Hate to burst your bubble SF, but the winter weather might be here to stay.
After two weeks of glorious sunshine and balmy temperatures, the city recorded 0.91 inches of rain over a 24-hour period, Monday into Tuesday. And our neighbors up in Tahoe saw spring snow Tuesday afternoon, heavy enough that the National Weather Service issued a winter weather advisory.
Spring has sprung, no?
To put these figures in perspective, the average rainfall for the entire month of May is only 0.54 inches. Parts of the North Bay, such as Mill Valley, also clocked higher-than-usual rainfall levels, marking the continuation of what has been a very wet, very windy Bay Area winter.
The city has come within inches (literally) of numerous precipitation records this year. San Francisco was doused with 5.46 inches of rain during a New Year’s Eve storm, delivering the second-highest level of single-day precipitation in city history.
And after winter atmospheric rivers battered the West Coast, massive snowpacks formed on the Sierras and other mountain ranges. As of May 1, California's snowpack sat at a whopping 254% of its typical peak, coasting well past records set in previous seasons.
So What’s Next?
There’s a chance of even more rain later this week with scattered showers across the Central Coast, according to the National Weather Service. As for any more surprise spring storms, weather experts say they're difficult to predict.
Climate scientist Daniel Swain tweeted that Tuesday’s storm was “unusually cold and fairly electric,” and that the broader conditions set up by winter storms put California on track for a particularly powerful El Niño event.
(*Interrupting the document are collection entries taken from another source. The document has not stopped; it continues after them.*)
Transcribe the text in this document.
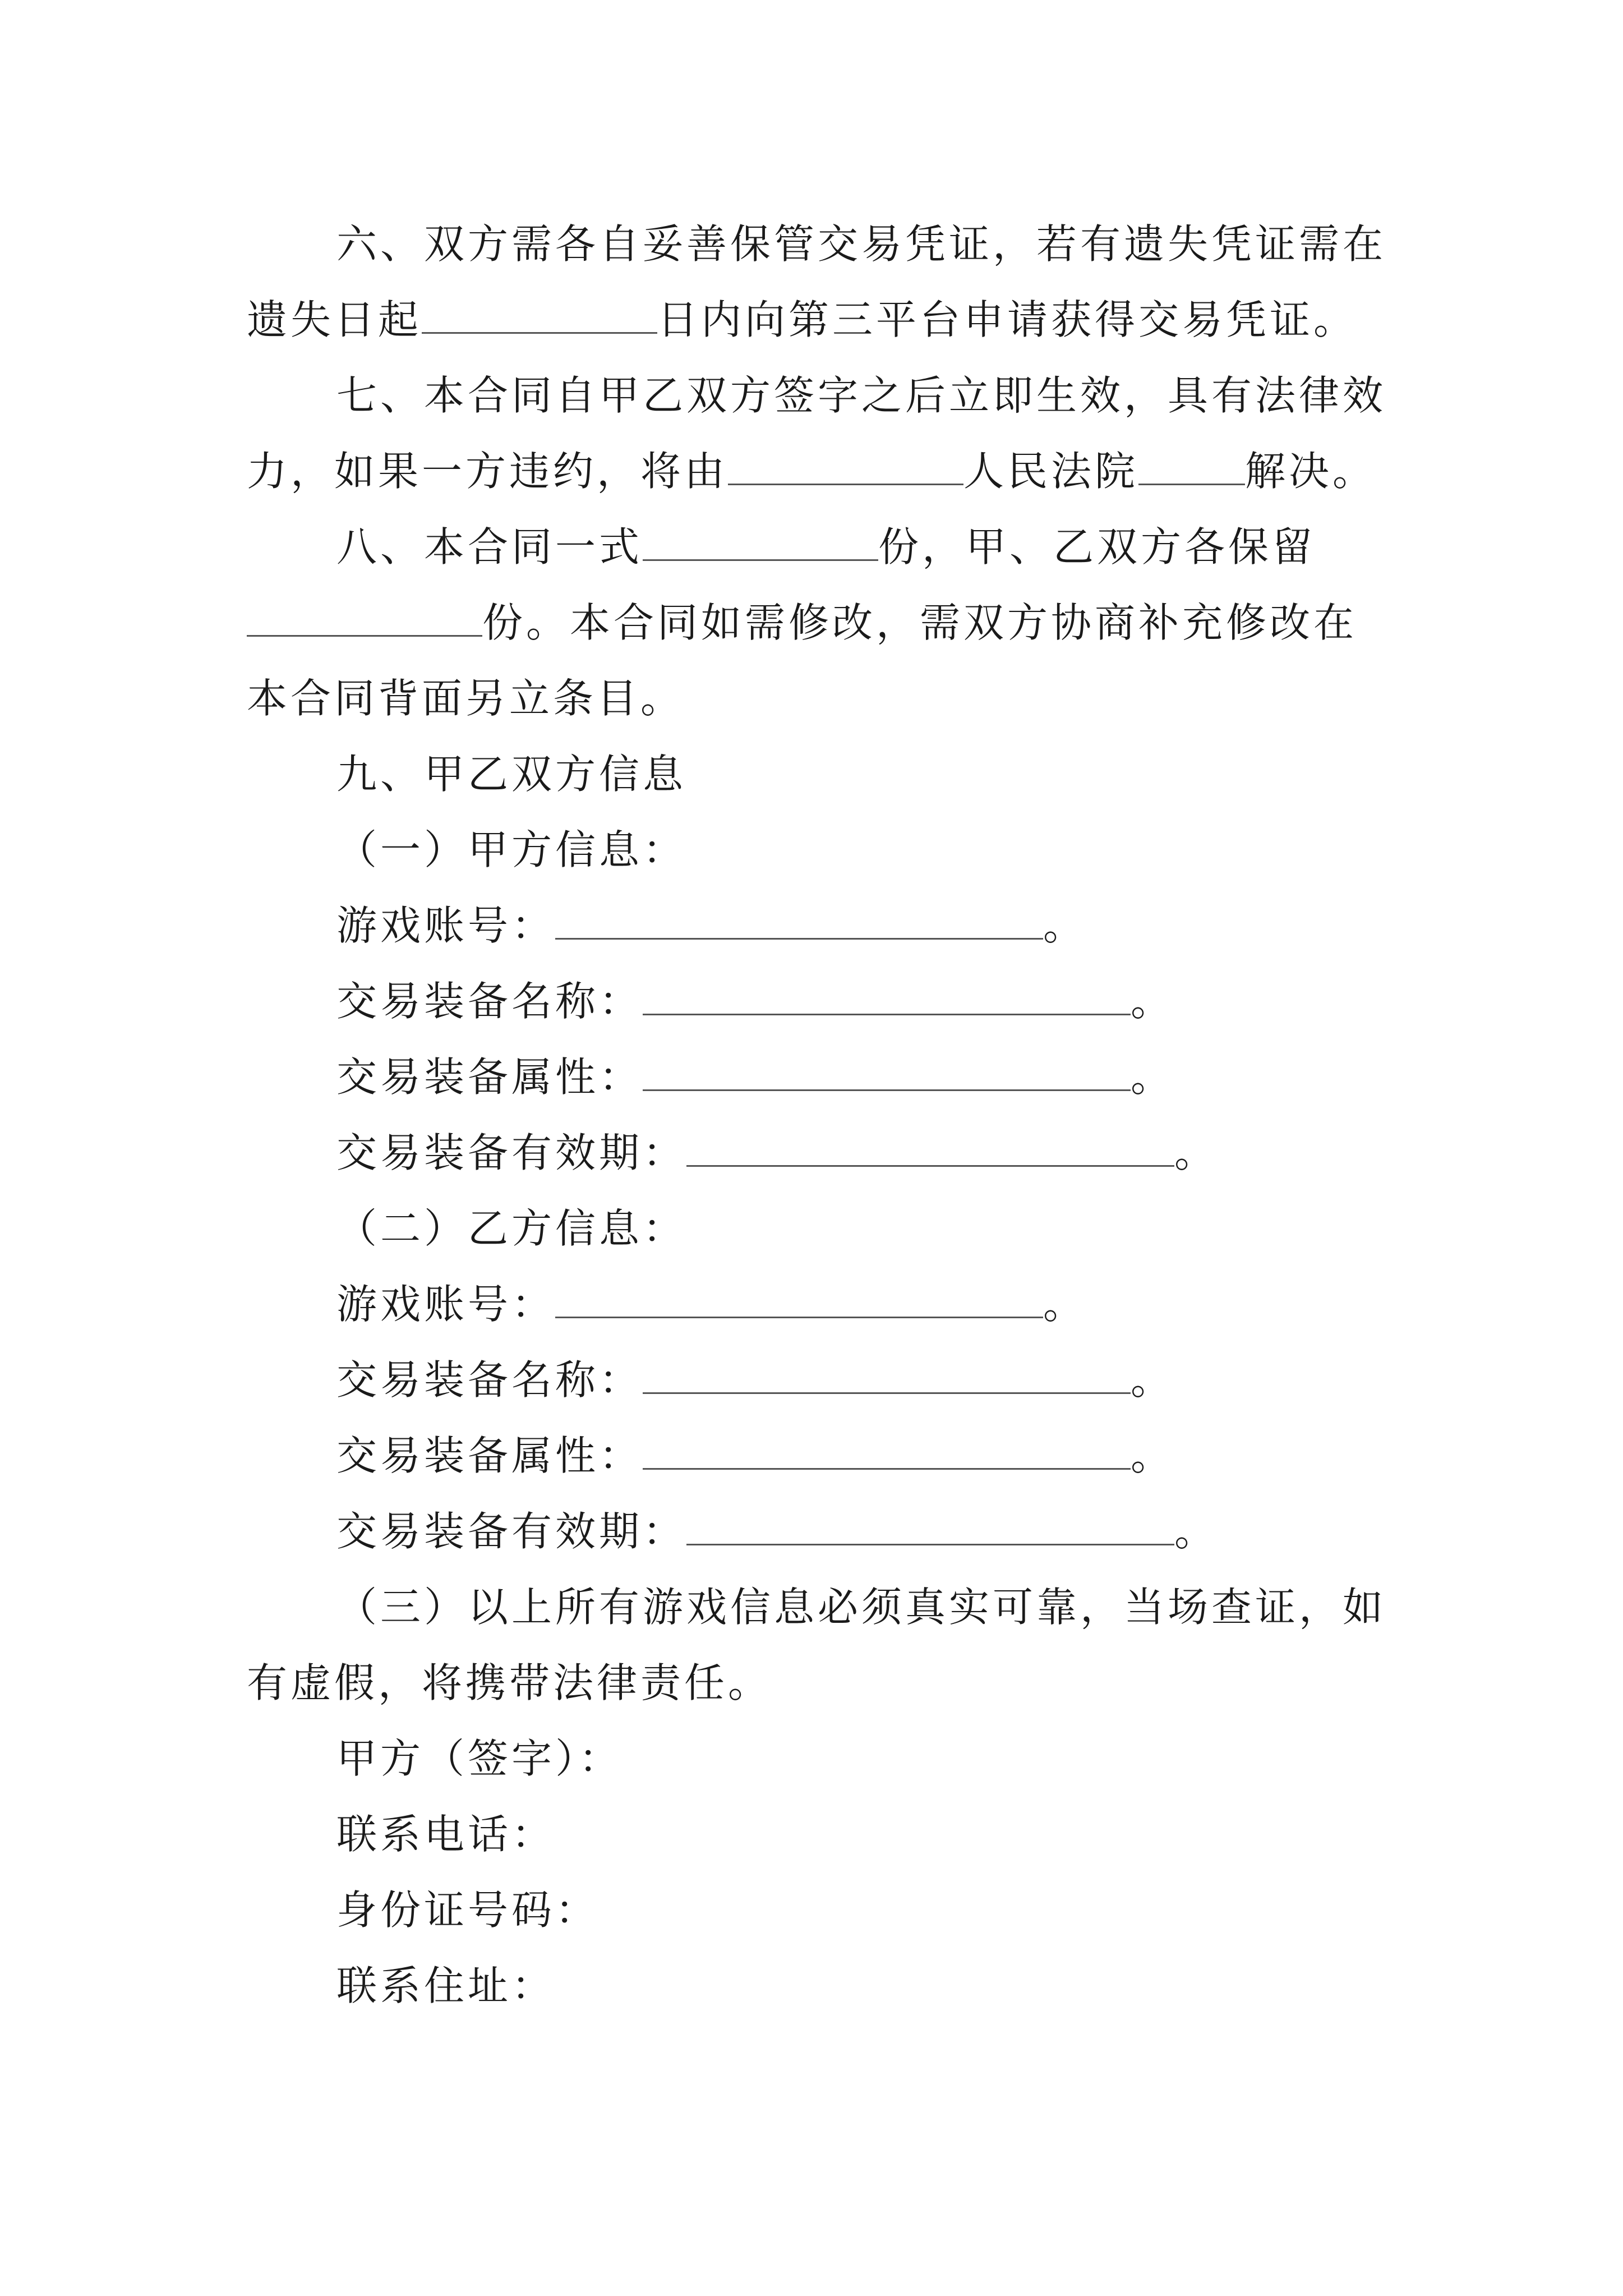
六、双方需各自妥善保管交易凭证，若有遗失凭证需在
遗失日起	日内向第三平台申请获得交易凭证。
七、本合同自甲乙双方签字之后立即生效，具有法律效
力，如果一方违约，将由	人民法院	解决。
八、本合同一式	份，甲、乙双方各保留
份。本合同如需修改，需双方协商补充修改在
本合同背面另立条目。
九、甲乙双方信息
（一）甲方信息：
游戏账号：	。
交易装备名称：	。
交易装备属性：	。
交易装备有效期：	。
（二）乙方信息：
游戏账号：	。
交易装备名称：	。
交易装备属性：	。
交易装备有效期：	。
（三）以上所有游戏信息必须真实可靠，当场查证，如
有虚假，将携带法律责任。
甲方（签字）：
联系电话：
身份证号码：
联系住址：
Warmer-than-average surface temperatures in the eastern Pacific Ocean tend to generate higher-than-average seasonal rainfall across western North America—including California.
“It’s not just that there’s a high likelihood of El Niño conditions of some magnitude this year (which there is), but there’s also a moderate but growing likelihood of a remarkably strong event later in 2023,” Swain said in a blog post, adding that it’s likely that a greater frequency of storms will arrive in late autumn.
More snow in Tahoe and on the state’s massive snowpack might also spell bad news for low-lying regions of the Central Valley.
Though state officials say the snowpack has melted at a slower rate than expected—even with the spell of balmy spring temperatures last week—folks in Tulare County and other agriculture-heavy regions are scrambling to protect flooded crops and homes.